Second is that there are laws that companies have to follow. When Microsoft signed the papers that made them a Corporation they traded a certain amount of "freedom" for a certain amount of protection. Specifically the process of incorporating a company allows the owners and investors to be shielded from the actions of the company to a great extent. So, they have to take the bad (consumer protection laws) with the good (corporate shield laws).
Finally (thirdly, something about the Spanish Inquisition...), the companies make no effort to ensure that they are actually entering into a legally binding contract with these EULA's. Think about it. In most homes it is the kids that know the most about the computers and thus do the software purchasing and installation. So, if the 16 year old son is opening and installing all of the software on the box then how can the EULA be binding? (After all, the kid can't legally enter into a contract at that age.) Also, there's no effort on the company's behalf to obtain proof of the person who actually entered into the contract. Finally, there is patently illegal language in those contracts that violate both the first amendment (the no benchmarking clauses) and the doctrine of first sale (the no resale clauses).
--- I wish I could hear the soundtrack to my life. That way I'd know when to duck.
Here's a cynical view. Every year, minority parties and candidates dredge up lost causes on nearly every controversial issue that they hope will improve the odds in upcoming elections. By being on the losing side they say "I'm sticking up for you" to those particular interests without really risking anything.
When a long-shot bill actually does get a chance due to exceptional circumstances, such as campaign reform after Enron, the process is slowly and noisily debated for the benefit of cameras. Often nothing comes of it, but each politician will swear they wanted to make something happen. If a bill actually passes, it is watered down enough to provide a symbolic victory without actually affecting the way business is done.
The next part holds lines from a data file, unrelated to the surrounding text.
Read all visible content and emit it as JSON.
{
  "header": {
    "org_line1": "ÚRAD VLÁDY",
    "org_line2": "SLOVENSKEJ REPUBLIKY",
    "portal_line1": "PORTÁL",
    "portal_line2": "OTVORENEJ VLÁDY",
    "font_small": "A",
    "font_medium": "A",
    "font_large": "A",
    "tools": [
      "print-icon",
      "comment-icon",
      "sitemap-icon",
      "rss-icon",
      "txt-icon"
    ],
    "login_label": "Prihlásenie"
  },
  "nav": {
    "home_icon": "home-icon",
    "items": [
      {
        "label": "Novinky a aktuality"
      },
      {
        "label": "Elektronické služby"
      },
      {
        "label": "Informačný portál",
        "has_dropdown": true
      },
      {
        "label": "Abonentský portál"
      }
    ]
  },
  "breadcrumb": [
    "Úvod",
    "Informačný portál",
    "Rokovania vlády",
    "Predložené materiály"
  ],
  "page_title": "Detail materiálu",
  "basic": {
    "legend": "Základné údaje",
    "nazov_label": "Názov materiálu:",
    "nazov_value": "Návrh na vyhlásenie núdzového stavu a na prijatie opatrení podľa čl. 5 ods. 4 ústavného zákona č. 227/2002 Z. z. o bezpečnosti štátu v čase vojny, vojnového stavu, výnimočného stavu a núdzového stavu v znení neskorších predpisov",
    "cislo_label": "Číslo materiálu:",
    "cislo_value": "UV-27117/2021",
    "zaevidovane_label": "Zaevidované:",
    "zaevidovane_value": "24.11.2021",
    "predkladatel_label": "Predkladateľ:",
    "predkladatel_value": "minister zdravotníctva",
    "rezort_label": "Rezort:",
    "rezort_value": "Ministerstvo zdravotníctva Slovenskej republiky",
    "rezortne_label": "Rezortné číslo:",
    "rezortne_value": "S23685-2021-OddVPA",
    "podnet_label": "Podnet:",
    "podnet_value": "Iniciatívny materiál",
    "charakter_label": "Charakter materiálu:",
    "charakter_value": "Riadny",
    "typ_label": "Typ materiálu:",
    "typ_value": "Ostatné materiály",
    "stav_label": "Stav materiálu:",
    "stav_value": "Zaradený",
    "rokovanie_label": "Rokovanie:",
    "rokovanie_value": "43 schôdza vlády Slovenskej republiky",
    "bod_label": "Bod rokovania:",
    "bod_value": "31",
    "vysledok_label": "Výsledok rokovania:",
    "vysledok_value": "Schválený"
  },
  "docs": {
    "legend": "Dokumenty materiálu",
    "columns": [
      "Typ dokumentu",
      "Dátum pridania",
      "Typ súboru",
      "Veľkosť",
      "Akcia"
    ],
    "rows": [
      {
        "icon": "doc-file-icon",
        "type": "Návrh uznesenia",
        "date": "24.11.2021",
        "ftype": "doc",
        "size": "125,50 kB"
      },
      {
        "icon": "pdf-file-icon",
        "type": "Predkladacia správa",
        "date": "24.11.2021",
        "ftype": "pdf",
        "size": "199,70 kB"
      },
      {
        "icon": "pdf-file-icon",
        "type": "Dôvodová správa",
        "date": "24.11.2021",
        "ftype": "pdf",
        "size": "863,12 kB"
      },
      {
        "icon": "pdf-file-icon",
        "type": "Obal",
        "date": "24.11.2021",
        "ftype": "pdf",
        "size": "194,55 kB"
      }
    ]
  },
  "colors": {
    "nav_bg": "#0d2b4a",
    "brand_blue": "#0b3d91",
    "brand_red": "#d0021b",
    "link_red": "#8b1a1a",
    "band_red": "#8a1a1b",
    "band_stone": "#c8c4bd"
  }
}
I think we're much more likely to have our rights protected by the courts than by Congress. Once those rights under current laws are reaffirmed, it will be politically difficult for Congress to pass new laws taking them away.
And also because the EULA breaks the bargain between copyright holders and the public. The public grants a temporary (heh) monopoly in exchange for certain statutory and common-law rights. Many EULAs, if enforced, would violate those rights that we as the public have already paid for by granting the monopoly.
EULAnians are singing the same song as those commercial broadcasters who whine about having to run public service announcements and provide a minimum amount of educational programming. They act as though something is being taken away from them when in fact they are only being required to share a little of the great gifts the public has already provided.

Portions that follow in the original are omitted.